- Populações tradicionais da Amazônia usam há séculos o fogo para fins agrícolas. Por meio de técnicas de manejo ancestrais, indígenas e ribeirinhos queimam a floresta para a abertura de roçados mas permitem que a mata se regenere e a biodiversidade seja preservada.
- Ao contrário dessas comunidades, que mantêm o fogo sob controle, os incêndios provocados para a criação de pastagens e de grandes lavouras comerciais têm o poder de alastrar com muito mais força, destruindo grandes trechos de floresta.
- Por causa da crise climática, os ribeirinhos vêm tendo dificuldades em manter essa prática tradicional de manejo do fogo. Com a floresta está seca e inflamável, o risco de os incêndios se espalharem é grande.
- Práticas tradicionais de controle do fogo, como o aceiro, ajudam. Mas um projeto no oeste do Pará promete juntar ribeirinhos e pesquisadores na criação de um sistema de alerta e previsão de incêndios. A esperança é de que a resposta no combate às queimadas seja mais rápida.
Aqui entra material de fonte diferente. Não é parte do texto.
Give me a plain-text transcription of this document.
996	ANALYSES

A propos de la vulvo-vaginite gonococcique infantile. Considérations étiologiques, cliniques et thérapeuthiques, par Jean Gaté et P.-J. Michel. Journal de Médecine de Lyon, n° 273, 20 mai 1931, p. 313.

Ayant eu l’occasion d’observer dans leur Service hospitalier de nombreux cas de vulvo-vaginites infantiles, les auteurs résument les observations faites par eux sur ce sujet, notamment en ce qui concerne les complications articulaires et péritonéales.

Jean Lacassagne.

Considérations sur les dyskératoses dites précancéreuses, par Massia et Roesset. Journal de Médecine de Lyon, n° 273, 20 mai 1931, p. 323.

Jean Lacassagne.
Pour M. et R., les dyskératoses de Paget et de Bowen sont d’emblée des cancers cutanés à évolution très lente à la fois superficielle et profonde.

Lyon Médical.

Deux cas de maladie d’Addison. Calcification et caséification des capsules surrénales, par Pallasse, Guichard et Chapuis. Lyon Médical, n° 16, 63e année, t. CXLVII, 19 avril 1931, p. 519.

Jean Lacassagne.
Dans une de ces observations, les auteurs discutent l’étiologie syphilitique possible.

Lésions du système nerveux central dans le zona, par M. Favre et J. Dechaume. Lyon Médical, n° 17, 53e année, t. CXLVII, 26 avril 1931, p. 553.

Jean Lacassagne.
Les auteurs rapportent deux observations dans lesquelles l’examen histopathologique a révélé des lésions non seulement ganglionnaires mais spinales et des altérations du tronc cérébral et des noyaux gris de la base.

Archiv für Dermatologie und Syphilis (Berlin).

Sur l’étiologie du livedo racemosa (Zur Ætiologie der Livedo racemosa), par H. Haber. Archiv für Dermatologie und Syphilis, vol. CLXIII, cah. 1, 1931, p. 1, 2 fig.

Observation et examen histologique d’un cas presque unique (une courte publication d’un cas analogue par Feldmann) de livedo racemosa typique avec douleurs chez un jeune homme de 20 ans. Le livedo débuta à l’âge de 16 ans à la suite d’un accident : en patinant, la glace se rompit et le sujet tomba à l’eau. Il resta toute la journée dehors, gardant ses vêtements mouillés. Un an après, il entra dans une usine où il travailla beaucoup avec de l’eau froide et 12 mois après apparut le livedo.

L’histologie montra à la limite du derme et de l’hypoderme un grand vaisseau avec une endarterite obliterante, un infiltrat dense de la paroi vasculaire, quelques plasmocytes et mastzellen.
Por: Letícia Klein e Thiago Medaglia, em Mongabay
“O fogo está se tornando uma coisa perigosa”, conta Pedro Pantoja, 69 anos, conhecido como seu Pedrinho. “Se tiver outro jeito para o pessoal fazer seu plantio sem queimadas, vai ser muito melhor”, explica o ribeirinho, um dos mais antigos moradores da comunidade de Jamaraquá, na Floresta Nacional do Tapajós, oeste do Pará, onde cada produtor tem o seu pequeno roçado para plantar mandioca e uma data própria para queimar a área. “Em outubro ou novembro, mais perto da época de chuvas, o pessoal se organiza para a queima”.